23rd over: India 88-3 (Kohli 17, Rahane 11) Anderson is back for more – the oldest swinger in town, determined to show that he’s still got the moves. Mike Atherton mentions that Anderson is the oldest man to take the new ball in a Test for England since John Lever, who has also been mentioned as a parallel for Curran.
“Re: not tall, not quick,” says Huw Swanborough, “I think the game can often be a little bit disparaging of bowlers that don’t try to kick down the door to take wickets… (Right arm military springs to mind as a term.) Guile can often be a bowler’s best friend, whilst McGrath is tall he wasn’t the sort of bowler to beat a batsman with pace (or really movement). His consistency, control and guile was what made him a great bowler. And, at the risk of sounding like Boycott, if you don’t have line and length, then height and pace don’t matter anyway.”

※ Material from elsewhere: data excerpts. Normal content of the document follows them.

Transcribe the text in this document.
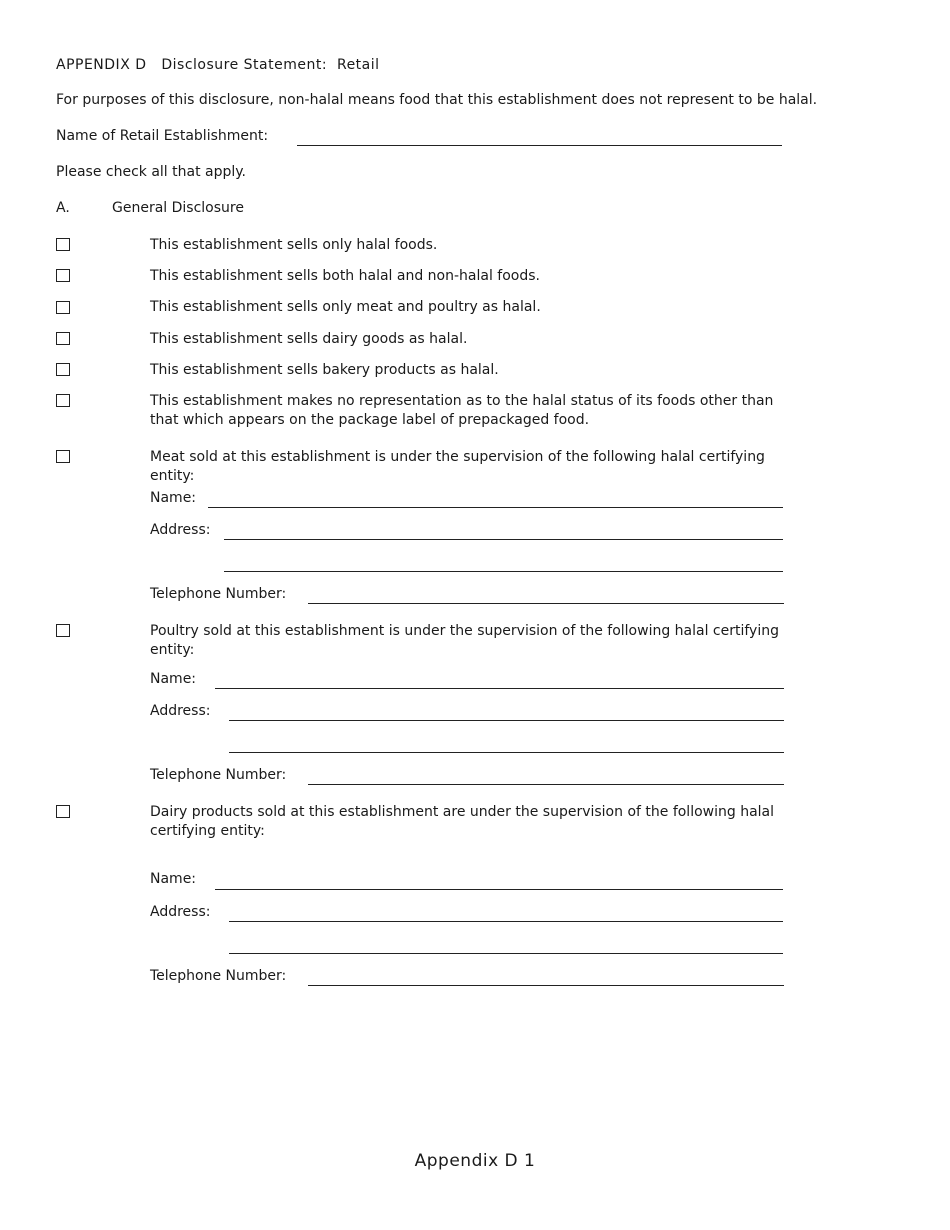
APPENDIX D Disclosure Statement: Retail
For purposes of this disclosure, non-halal means food that this establishment does not represent to be halal.
Name of Retail Establishment:
Please check all that apply.
A.	General Disclosure
This establishment sells only halal foods.
This establishment sells both halal and non-halal foods.
This establishment sells only meat and poultry as halal.
This establishment sells dairy goods as halal.
This establishment sells bakery products as halal.
This establishment makes no representation as to the halal status of its foods other than that which appears on the package label of prepackaged food.
Meat sold at this establishment is under the supervision of the following halal certifying entity:
Name:
Address:
Telephone Number:
Poultry sold at this establishment is under the supervision of the following halal certifying entity:
Name:
Address:
Telephone Number:
Dairy products sold at this establishment are under the supervision of the following halal certifying entity:
Name:
Address:
Telephone Number:
Appendix D 1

22nd over: India 85-3 (Kohli 17, Rahane 8) Curran gives way to Ben Stokes, who starts with a no-ball and a long hop outside off, cut for four to the vacant third man by Kohli. When Stokes pitches the ball up, Kohli eases it through the covers for four more, but Stokes bounces back and beats him with a leg-cutter.
Jos Buttler has left the ground for an X-ray on the middle finger of his left hand. After making a duck yesterday, he’s not having much fun as England vice-captain.
Time for an email or two. “Was nervous once the 50 run partnership came up,” says Saurabh Raye, writing before Dhawan was out. “With the loss of 2 quick wickets, feel better. As a long suffering India supporter this is home territory. A dawn of hope, brutally snuffed out. The icing on the cake would be Anderson getting Kohli out, and Root shouting ‘you cannot play in these conditions’ into the mic. Rant over.. congratulations on the test win.” Ah, it’s early days.
“Not tall, not quick,” says Geoff, possibly mocking my description of Sam Curran (16th over). “We might not have a Brearley, but maybe we’ve at last found the new Martin Bicknell.” Amen to that.
21st over: India 76-3 (Kohli 9, Rahane 8) Here’s Adil Rashid, who may be relieved that Curran has grabbed the limelight. Rashid’s first ball in a home Test is a full toss, which Kohli only pushes for a single to the cover sweeper. Rashid keeps on overmatching, but is protected by a defensive field – more wisdom from Root. He’s had a great morning, and so has Sam Curran. Rob Smyth points out that his figures are the best by any England bowler before his 21st birthday since… Jimmy Anderson in 2003. And that’s lunch, with Kohli facing a big rebuilding job and England feeling better than at any time since Root and Bairstow set off for that second run. See you shortly.
20th over: India 71-3 (Kohli 8, Rahane 2) Kohli shows his class for the first time today with a soft-hands glide for four off Curran, who will sit down for lunch with figures of 6-0-23-3.
“Cricket,” says Andrew Benton, sounding definitive. “It’s a bowler’s game. Success is 2/3 bowlers, 1/3 batsmen/batswomen. Or maybe batees – whats the gender non-specific acceptable term these days?” Good question. The players just say batters.